Who: Terry Fox Foundation with No Fixed Address for creative and public relations.

What: New limited edition Terry Fox T-shirts created to help raise awareness for this year’s annual fundraising run.

When & Where: The campaign launched April 12, with paid creative running in social, out-of-home and in the Globe and Mail. There’s also influencer outreach and a PR push that saw Terry’s brother Fred Fox doing media interviews across the country.

Why: This is the first time the Foundation is using its annual run shirt to drive awareness and early registration for the Sept. 18 run, while also celebrating Fox’s legacy, his grit and perseverance.

“Terry is a personal hero for so many people and his bravery and determination resonate across generations,” said Denise Dias, Terry Fox Foundation’s vice-president marketing and communications, in a release. “This campaign aims to frame a legendary Canadian figure in a completely fresh way to inspire and engage people of all ages.”

How: The cornerstone of the campaign is the limited-edition T-shirts designed by famed Canadian author and artist Douglas Coupland.

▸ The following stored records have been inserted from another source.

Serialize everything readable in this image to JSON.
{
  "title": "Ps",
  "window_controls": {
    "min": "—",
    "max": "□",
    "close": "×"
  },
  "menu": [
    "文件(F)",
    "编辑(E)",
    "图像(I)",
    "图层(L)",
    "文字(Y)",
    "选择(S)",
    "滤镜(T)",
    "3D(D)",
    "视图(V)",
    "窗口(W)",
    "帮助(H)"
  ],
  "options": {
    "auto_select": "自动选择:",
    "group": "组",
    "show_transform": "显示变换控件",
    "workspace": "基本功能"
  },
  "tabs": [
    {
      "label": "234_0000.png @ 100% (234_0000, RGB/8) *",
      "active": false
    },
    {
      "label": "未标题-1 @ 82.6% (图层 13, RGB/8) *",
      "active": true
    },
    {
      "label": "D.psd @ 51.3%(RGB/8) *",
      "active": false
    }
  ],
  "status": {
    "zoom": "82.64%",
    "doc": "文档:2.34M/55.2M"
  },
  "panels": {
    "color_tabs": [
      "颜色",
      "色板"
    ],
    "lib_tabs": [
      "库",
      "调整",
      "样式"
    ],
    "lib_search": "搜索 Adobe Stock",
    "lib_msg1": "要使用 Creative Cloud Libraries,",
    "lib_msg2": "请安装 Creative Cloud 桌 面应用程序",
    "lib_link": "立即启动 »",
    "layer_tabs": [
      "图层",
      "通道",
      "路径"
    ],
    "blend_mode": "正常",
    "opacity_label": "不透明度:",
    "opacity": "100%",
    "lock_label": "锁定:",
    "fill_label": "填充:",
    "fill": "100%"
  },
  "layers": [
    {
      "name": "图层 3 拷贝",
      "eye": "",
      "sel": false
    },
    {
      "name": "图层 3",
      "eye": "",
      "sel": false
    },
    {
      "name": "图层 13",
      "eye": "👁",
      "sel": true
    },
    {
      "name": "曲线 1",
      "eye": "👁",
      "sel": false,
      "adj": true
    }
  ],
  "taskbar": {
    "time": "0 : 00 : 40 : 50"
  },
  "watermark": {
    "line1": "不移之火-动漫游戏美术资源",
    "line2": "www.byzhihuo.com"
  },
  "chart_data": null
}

The T-shirts feature a dot-screened portrait of Fox with “I’m not a quitter” on the sleeve, inspired by his Fox’s 1980 quote: “Nobody is ever going to call me a quitter.”

The number 42 on the back of the shirts to mark the 42 years since Fox started his Marathon of Hope in Newfoundland. ““You can feel his energy radiating out from his photo like a beacon,” said Coupland in a release. “He was one in a billion.”

Well-known Canadians from sports and entertainment helped promote the shirts with simple black-and-white portraits of themselves wearing the shirts, which were used as social posts pushed out organically to their feeds and as paid ads.

That list included: Alessia Cara, Amanda Brugel, Catherine O’Hara, Catherine Reitman, Margaret Atwood, Maitreyi Ramakrishnan,  Michael Bublé, Penny Oleksiak, Perdita Felicien, Rachel  McAdams, Rick Mercer, Sidney Crosby, and Tessa Virtue.

“Every single time I’ve done a Terry Fox Run, I felt that I was a part of something bigger than me,” said Cara. “He impacted our country and so many people forever.”

The Foundation wanted to sell 5,373 shirts, one for each kilometre Fox ran in 1980, and reached that goal in one day along with a 116% increase in run registrations compared to last year.

Quote: “This year’s Terry Fox Run shirt takes a fresh approach that represents Terry’s spirit, perseverance, and grit to inspire Canadians to keep going. Terry’s powerful story is a demonstration of how one person can make a difference through vision, hard work, and a never-give-up attitude.” —Fred Fox, Terry’s older brother.